According to Dr. Hogge, “One of the best things on this trip was to get with host country dentists and doctors and work with them on dental technique-like giving good and effective anesthesia. We also teamed up with the local dental therapists (similar to dental hygienists) and worked on how to do a difficult extraction or give an injection.” Dr. Hogge also thoroughly enjoyed traveling with a large, multinational team and working alongside dentists and volunteers from many countries. “To my left would be a dentist from Malaysia, to my right a dentist from Australia or Japan,” Dr. Hogge details, “and it provided a great atmosphere.” As for communication, both within the team and onshore with the locals, Dr. Hogge explains, “Local people knew when the USNS Mercy team would be in the village and would help as translators. At one point to make it easier we took printed pictures of procedures or oral cancer victims with us, showing what we wanted the patient to learn or do, or to help educate the locals on the consequences of tobacco use or chewing betel nut.”

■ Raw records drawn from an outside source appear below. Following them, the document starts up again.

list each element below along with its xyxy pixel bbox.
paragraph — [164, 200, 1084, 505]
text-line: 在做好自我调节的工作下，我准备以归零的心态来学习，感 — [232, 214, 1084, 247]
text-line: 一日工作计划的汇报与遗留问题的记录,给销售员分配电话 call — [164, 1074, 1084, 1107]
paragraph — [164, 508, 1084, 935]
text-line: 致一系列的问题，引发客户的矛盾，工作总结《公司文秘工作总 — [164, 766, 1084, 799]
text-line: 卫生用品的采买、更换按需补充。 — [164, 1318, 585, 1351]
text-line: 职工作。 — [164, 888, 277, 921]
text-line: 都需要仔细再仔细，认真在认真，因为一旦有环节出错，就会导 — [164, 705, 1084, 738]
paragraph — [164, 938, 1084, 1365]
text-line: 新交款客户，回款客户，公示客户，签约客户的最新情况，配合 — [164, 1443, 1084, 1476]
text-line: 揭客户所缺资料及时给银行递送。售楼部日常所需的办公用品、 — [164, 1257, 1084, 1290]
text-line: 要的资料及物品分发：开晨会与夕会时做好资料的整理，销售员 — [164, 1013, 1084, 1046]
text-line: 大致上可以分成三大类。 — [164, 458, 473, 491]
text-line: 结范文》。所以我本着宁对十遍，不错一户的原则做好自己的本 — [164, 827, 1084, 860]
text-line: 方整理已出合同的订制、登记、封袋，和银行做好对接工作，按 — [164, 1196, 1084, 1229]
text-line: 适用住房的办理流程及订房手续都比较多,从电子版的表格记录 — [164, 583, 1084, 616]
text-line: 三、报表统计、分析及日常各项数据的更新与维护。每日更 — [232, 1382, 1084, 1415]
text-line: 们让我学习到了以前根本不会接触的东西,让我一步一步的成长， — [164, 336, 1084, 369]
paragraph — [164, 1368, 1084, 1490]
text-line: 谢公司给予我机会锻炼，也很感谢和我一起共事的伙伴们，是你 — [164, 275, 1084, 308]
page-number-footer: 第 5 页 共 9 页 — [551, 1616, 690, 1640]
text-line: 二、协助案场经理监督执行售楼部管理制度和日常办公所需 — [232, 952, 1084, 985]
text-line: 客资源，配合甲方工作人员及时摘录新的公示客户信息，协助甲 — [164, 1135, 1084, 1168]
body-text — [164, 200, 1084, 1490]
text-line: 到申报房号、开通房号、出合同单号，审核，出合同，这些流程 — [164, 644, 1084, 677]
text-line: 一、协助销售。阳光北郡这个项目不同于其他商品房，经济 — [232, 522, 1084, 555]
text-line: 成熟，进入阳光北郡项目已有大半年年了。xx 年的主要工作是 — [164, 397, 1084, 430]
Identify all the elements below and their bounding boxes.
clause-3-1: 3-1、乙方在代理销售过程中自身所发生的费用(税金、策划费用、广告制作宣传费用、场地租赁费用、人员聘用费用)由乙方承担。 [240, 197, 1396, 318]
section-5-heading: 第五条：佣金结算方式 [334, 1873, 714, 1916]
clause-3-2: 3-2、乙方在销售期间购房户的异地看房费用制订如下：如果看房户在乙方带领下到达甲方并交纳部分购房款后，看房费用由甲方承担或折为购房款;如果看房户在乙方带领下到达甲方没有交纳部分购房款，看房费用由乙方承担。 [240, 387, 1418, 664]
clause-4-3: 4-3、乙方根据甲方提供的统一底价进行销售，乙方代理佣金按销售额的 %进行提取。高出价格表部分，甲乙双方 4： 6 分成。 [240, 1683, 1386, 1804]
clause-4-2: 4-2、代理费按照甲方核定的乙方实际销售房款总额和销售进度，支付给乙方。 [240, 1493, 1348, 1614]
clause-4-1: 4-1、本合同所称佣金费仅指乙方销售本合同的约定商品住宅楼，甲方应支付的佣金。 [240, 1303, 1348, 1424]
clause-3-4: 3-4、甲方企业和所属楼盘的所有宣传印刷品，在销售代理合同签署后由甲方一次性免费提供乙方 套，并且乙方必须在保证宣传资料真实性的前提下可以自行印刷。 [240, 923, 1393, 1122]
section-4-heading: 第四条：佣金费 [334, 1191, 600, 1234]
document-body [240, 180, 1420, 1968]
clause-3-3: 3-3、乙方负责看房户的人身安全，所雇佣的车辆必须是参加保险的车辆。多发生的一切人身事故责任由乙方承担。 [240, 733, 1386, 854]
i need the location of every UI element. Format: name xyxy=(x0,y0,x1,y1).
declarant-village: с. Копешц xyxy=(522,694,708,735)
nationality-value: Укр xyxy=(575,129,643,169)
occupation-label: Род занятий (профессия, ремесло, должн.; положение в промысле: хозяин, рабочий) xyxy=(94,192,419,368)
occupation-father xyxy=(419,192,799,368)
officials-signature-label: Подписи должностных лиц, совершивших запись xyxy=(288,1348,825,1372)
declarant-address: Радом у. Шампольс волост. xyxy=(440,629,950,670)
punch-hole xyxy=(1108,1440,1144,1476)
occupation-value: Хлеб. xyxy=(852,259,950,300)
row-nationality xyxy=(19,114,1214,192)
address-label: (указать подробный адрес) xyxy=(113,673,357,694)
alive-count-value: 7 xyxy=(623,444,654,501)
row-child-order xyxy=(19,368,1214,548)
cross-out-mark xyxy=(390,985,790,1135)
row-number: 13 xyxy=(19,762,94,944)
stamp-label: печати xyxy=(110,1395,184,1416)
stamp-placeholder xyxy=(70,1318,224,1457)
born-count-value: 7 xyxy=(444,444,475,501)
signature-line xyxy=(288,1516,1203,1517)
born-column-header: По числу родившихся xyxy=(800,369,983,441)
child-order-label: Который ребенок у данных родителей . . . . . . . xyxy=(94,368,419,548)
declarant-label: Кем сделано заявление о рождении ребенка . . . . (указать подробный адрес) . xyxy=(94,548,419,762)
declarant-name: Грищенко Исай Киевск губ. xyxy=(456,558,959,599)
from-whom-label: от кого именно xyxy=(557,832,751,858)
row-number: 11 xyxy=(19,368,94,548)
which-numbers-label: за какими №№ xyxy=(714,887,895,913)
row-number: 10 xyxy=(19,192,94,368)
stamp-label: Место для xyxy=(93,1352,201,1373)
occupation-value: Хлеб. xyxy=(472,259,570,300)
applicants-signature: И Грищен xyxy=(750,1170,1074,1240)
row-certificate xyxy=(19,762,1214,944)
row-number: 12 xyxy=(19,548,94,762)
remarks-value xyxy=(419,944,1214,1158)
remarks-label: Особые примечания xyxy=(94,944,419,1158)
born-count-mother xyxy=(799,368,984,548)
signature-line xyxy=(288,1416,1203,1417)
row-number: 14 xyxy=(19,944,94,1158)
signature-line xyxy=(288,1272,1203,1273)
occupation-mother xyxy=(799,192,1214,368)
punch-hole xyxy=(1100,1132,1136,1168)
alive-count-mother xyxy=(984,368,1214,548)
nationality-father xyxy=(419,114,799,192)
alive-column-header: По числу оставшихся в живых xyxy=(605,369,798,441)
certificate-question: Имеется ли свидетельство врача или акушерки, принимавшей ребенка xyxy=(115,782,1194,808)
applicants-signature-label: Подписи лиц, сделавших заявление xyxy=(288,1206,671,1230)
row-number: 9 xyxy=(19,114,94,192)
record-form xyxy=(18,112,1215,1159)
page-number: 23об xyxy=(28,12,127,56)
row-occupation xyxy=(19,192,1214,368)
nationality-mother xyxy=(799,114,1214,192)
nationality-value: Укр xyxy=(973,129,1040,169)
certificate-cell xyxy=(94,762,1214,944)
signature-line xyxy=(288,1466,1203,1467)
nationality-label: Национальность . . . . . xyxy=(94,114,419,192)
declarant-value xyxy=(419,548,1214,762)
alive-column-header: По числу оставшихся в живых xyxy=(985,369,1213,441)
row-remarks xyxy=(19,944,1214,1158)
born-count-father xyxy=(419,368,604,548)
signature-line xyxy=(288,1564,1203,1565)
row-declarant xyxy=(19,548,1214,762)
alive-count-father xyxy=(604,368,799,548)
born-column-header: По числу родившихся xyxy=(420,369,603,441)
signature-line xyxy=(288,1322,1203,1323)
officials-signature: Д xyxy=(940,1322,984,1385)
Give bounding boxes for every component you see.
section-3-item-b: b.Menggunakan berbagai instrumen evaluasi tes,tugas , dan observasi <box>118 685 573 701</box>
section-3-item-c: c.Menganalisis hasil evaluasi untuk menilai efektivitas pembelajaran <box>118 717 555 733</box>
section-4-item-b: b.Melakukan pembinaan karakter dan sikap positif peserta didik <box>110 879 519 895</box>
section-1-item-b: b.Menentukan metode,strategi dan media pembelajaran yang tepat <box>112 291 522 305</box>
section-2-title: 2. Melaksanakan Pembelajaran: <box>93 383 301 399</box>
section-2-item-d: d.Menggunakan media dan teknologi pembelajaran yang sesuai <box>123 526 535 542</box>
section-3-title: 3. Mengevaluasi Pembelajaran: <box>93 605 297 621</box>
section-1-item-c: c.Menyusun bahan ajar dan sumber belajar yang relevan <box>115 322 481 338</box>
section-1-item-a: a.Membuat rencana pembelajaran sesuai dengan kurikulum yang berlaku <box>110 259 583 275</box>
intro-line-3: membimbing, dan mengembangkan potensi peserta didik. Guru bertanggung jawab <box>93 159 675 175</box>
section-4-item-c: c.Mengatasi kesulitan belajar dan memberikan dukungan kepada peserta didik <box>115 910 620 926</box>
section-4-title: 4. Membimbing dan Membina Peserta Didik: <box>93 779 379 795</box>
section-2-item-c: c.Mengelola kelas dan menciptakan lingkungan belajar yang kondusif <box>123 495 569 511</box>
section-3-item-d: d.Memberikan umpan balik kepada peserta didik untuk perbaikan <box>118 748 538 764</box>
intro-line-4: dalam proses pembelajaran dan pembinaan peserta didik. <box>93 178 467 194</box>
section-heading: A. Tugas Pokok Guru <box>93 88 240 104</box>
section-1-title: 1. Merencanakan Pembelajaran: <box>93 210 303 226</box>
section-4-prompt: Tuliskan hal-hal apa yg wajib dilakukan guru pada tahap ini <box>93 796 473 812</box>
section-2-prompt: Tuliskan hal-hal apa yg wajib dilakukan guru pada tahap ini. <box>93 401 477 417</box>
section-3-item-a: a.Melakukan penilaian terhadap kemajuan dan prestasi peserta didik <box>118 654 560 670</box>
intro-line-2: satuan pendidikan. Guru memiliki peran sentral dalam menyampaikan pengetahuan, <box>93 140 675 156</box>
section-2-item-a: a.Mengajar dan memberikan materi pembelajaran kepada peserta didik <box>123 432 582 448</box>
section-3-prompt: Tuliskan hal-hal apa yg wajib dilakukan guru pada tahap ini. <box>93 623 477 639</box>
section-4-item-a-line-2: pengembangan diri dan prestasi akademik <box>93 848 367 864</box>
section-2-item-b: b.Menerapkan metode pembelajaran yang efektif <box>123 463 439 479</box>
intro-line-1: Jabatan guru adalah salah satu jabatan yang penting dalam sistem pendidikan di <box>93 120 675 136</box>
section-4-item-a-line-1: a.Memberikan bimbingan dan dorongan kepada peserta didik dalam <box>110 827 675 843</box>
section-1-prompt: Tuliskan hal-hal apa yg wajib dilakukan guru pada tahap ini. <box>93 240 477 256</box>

After ten weeks afloat, the Hogges packed up and headed home—but they are already thinking about another tour. “This is a great thing to do and I’ve already been asked if I would go again. The answer to that is a definite, ‘Yes!’ I met some wonderful doctors and nurses and felt like I helped make a difference.” As for encouraging other dental professionals, he says, “Do something. It doesn’t have to be big. I wish I would have started earlier in my career and had my children involved. Give a little bit of your time and start now.